Bij eindvonnis van 8 januari 2002 heeft de rechtbank in conventie en in reconventie de tussen partijen gesloten overeenkomst, zoals vastgelegd in de koopakte van 11 mei 1998, ontbonden, het conservatoir beslag op de in het dictum van het vonnis vermelde onroerende zaken opgeheven, de proceskosten tussen partijen gecompenseerd, dit vonnis uitvoerbaar bij voorraad verklaard, en het meer of anders gevorderde afgewezen.
Tegen beide vonnissen heeft Sotel hoger beroep ingesteld bij het gerechtshof te 's-Hertogenbosch. Bij memorie van grieven heeft Sotel haar vorderingen gewijzigd. De Bank heeft voorwaardelijk incidenteel hoger beroep ingesteld.
Bij arrest van 27 januari 2004 heeft het hof in het principaal beroep de vonnissen waarvan beroep, voor zover aan zijn oordeel onderworpen, bekrachtigd.
Het arrest van het hof is aan dit arrest gehecht.
2. Het geding in cassatie
Tegen het arrest van het hof heeft Sotel beroep in cassatie ingesteld. De cassatiedagvaarding is aan dit arrest gehecht en maakt daarvan deel uit.

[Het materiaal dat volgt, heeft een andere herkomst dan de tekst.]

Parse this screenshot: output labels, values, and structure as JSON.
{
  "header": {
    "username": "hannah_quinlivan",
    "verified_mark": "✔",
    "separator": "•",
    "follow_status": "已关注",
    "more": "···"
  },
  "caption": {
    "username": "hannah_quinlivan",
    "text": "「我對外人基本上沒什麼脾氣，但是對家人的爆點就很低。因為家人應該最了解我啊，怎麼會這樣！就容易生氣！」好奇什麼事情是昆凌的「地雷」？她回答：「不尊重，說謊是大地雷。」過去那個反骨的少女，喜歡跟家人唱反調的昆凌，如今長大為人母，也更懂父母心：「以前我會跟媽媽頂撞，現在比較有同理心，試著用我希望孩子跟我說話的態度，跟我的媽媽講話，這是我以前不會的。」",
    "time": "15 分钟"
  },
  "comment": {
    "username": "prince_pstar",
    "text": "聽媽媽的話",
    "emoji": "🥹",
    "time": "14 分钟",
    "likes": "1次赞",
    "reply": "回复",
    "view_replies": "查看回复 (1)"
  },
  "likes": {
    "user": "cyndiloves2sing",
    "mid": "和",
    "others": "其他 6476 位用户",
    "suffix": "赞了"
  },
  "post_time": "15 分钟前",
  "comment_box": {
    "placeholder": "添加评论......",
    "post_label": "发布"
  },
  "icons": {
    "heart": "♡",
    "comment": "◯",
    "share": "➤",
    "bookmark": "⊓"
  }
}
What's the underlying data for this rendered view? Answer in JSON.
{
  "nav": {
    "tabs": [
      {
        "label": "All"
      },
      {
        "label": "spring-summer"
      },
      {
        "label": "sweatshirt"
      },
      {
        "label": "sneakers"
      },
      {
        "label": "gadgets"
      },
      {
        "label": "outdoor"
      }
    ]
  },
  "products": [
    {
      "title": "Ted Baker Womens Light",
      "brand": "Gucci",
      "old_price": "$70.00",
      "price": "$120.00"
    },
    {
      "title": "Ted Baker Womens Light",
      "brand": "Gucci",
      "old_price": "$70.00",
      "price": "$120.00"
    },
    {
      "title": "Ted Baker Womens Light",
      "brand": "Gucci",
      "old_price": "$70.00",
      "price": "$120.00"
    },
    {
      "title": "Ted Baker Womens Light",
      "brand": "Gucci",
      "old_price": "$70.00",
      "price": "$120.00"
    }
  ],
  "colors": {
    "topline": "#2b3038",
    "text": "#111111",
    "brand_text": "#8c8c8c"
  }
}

De Bank heeft geconcludeerd tot verwerping van het beroep.
De zaak is voor partijen toegelicht door hun advocaten en voor Sotel mede door mr. B.A. Boer, advocaat bij de Hoge Raad.
De conclusie van de Advocaat-Generaal L.A.D. Keus strekt tot verwerping van het beroep.
De advocaat van Sotel heeft bij brief van 4 mei 2005 op die conclusie gereageerd.
3. Beoordeling van het middel
De in het middel aangevoerde klachten kunnen niet tot cassatie leiden. Zulks behoeft, gezien art. 81 RO, geen nadere motivering nu de klachten niet nopen tot beantwoording van rechtsvragen in het belang van de rechtseenheid of de rechtsontwikkeling.
4. Beslissing
De Hoge Raad:
verwerpt het beroep;
veroordeelt Sotel in de kosten van het geding in cassatie, tot op deze uitspraak aan de zijde van de Bank begroot op € 5.740,34 aan verschotten en € 2.200,-- voor salaris.
Dit arrest is gewezen door de vice-president J.B. Fleers als voorzitter en de raadsheren A.M.J. van Buchem-Spapens, E.J. Numann, W.A.M. van Schendel en F.B. Bakels, en in het openbaar uitgesproken door de vice-president P. Neleman op 2 september 2005.